Uma acidez a que o próprio visado chamava um "gozo em estragar o bonitinho", e que pode ajudar a explicar que não tenham sido assim tantos os que se atreveram a lidar criticamente com esta poesia agreste, sarcástica, fortemente política sem nunca cair no panfletário, e de uma violência erótica só talvez ultrapassada, na época, pela de Luiza Neto Jorge. Mas Armando Silva Carvalho também reclamou uma dimensão lírica que o rótulo de poeta satírico e anti-lírico terá obscurecido.

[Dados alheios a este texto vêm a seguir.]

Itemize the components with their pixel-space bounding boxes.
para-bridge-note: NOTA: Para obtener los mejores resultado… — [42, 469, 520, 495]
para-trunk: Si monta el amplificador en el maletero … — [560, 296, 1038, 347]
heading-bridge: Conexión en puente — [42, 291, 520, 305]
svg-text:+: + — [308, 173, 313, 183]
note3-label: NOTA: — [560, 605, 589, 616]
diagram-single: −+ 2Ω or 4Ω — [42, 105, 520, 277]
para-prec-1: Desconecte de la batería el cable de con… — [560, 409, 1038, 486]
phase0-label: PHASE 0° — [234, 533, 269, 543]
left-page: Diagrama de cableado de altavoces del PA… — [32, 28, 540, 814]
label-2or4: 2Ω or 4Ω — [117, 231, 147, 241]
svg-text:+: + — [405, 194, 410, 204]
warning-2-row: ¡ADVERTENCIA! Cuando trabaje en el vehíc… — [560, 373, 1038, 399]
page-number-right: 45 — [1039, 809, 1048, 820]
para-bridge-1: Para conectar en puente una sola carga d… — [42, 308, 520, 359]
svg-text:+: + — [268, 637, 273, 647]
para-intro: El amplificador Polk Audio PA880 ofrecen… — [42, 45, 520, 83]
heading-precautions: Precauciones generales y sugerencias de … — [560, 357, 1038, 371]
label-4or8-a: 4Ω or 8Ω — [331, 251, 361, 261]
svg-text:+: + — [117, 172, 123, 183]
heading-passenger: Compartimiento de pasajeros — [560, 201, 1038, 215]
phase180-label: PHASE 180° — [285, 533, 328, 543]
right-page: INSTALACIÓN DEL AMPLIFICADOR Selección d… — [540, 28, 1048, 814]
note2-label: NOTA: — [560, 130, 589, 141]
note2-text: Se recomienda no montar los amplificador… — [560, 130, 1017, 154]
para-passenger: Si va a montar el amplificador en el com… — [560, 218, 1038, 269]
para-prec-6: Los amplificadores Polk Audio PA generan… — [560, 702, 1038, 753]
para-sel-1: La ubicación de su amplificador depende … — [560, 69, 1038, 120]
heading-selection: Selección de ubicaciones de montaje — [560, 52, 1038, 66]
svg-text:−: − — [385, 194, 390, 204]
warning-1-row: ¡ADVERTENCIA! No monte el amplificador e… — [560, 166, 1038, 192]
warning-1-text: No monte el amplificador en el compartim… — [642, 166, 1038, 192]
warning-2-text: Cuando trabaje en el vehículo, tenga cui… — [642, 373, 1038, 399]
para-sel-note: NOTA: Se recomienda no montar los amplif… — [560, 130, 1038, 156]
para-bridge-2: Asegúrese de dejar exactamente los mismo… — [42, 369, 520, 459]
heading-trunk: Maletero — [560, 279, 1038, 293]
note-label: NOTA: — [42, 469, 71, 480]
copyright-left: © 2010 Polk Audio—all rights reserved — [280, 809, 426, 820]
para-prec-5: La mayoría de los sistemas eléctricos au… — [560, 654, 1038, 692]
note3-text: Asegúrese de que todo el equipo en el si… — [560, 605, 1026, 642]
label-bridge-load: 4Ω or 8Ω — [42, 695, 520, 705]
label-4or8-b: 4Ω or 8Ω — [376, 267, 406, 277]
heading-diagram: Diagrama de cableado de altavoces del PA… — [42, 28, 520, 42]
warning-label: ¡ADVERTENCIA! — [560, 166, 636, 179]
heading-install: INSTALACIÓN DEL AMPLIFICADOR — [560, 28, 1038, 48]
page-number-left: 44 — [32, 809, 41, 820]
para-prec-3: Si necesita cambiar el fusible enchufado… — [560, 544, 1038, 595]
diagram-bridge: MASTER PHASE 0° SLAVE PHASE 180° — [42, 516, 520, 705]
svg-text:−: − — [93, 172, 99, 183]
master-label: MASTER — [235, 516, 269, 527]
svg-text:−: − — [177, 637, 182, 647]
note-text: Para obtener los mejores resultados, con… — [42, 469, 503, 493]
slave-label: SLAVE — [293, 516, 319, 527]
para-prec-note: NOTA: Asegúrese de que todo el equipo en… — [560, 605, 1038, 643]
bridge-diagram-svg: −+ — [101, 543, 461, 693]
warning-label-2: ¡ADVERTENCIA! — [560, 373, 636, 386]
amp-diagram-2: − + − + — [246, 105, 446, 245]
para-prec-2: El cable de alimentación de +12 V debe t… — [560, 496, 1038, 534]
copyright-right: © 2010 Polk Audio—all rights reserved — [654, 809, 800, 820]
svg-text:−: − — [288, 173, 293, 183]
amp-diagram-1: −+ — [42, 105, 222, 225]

Nascido em 1938 num ambiente rural que marcaria para sempre a sua visão da cidade, licenciou-se em Direito, mas pouco exerceu a advocacia. Impedido de trabalhar na função pública por razões políticas, dedicou-se à publicidade enquanto sonhava com a carreira diplomática: "Via o Saint-John Perse, esses tipos, o Paul Claudel, e achava que era o que me convinha: sentava-me a uma secretária e tinha tempo para fazer versos".

Quatro anos após a publicação do seu livro de estreia, António Ramos Rosa já o incluía no quarto e último volume das prestigiadas Líricas Portuguesas. Depois do 25 de Abril, publica, em 1977, Eu Era desta Areia e Armas Brancas, singular diário poético do chamado processo revolucionário em curso. E em 1983 sai um dos seus livros mais justamente apreciados: Alexandre Bissexto. É também a sua última obra antes de um prolongado silêncio lírico, durante o qual o se vira para a ficção.

Regressa à poesia em 1995 com Canis Dei, mas passarão mais cinco anos até publicar Lisboas, que marca a sua fulgurante entrada no século XXI. Acabou a assombrar-nos com A Sombra do Mar, onde dialoga com a sua velhice e a perspectiva da morte. Escreve no poema Contramão: "Às vezes o poema espreita dentro do corpo/ e desconfia,/ vê os anos trocados, a língua muito grossa e carregada,/ o coração vadio e corrompido, as digestões nervosas,/ os pulmões sem espuma, lento o respirar,/ apressado o cio.// Não sabe onde expor as palavras, não encontra suportes, cantarias, majestade nos músculos,/ robustez na textura óssea,/ fluidez no sangue, no pescoço e na alma (...)".